Once the judging was completed, a select panel reviewed the winners in the Cabernet Sauvignon, Chardonnay, Riesling and Ice Wine categories. From these the "Best of the Best" was decided on.

This year the "Best of" winners were:
Best Cabernet Sauvignon – Merriam Vineyards of California

Best Chardonnay – Bogle Vineyards of California

Best Riesling – Chateau Fontaine of Michigan

Best Ice Wine – Znovin Znojmo of the Czech Republic

But this competition would not take place without the assistance of over 150 hard working volunteers.  These people are the backbone of the event.  They are the ones who receive the wines, categorize them, transport them to the judging location, and set up the back room for the competition.

Once the competition begins, the volunteers work in a separate room, staging wine flights, making sure each glass has the correct code number on it to match the judging sheets.  They deliver the wines to the judging tables, clear past wines, keep track of completed score sheets, tabulate results, and when a is re-pour is requested, make sure it comes from a second, unopened bottle.
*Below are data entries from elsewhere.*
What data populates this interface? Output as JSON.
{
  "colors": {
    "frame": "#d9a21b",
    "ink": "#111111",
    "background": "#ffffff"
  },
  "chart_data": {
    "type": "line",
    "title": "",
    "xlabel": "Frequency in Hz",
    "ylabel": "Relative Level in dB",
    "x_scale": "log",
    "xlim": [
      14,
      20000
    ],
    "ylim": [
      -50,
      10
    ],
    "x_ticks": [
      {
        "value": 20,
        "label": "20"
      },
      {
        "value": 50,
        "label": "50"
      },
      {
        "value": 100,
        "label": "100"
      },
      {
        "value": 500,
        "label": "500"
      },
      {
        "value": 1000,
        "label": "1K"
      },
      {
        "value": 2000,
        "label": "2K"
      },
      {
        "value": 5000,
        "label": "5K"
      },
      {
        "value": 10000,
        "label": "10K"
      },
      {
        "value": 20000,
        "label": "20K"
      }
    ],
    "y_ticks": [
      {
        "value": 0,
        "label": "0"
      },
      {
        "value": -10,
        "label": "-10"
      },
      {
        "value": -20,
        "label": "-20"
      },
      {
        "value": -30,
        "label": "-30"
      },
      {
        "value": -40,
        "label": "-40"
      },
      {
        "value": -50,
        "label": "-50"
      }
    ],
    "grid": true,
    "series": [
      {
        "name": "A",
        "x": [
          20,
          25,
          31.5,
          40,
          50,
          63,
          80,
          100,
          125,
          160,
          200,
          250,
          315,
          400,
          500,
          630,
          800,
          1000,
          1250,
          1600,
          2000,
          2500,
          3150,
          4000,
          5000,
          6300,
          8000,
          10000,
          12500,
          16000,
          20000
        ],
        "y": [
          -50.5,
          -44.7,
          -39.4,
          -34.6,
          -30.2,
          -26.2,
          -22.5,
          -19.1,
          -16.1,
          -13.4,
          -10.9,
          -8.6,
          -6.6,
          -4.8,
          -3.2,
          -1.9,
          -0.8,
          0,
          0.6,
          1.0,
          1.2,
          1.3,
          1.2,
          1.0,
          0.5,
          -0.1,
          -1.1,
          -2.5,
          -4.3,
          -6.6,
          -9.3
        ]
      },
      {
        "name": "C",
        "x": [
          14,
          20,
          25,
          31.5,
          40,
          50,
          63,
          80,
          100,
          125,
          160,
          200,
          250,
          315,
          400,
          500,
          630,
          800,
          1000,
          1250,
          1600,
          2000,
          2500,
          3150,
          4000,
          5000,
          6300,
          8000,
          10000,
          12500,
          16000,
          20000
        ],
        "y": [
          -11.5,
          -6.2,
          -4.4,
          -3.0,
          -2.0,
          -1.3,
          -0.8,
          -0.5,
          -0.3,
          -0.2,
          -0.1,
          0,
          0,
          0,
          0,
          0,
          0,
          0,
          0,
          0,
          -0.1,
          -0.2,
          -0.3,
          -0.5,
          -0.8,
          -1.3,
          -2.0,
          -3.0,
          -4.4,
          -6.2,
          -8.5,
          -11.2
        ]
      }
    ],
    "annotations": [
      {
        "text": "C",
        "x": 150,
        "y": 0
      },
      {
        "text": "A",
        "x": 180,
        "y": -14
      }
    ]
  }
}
And if that isn’t enough, they also keep the judges in fresh supply of water, olives, crackers, and napkins, along with emptying spit cups and buckets, washing glasses, and preparing new wine flights.  And they do this over and over for two days, working together to make it all run smoothly.

Once the judging is over, volunteers prepare for the Camp Good Days Wine Auction Dinner.  This event is held about a month after the wine competition -This year on Saturday, May 4th.  The dinner will be held at the Rochester Plaza and Hotel & Conference Center in Rochester, New York.  Tickets are $150 per person and all proceeds from the Wine Auction Dinner go to Camp Good Days and Special Times.

After three days of wining, dining, meeting new friends, and judging some of the best wines in the world, it was time to head back to the ‘normal life’ of a wine writer and blogger.   

Leaving, I took away not only a sense of accomplishment and regard at having tasted some of the best crafted wines in the world; I also took away a sense of humility for having been a tiny part of an event that will help children from all over the world go to camp this summer, and for those few days, let them forget their battles with cancer - and just be kids.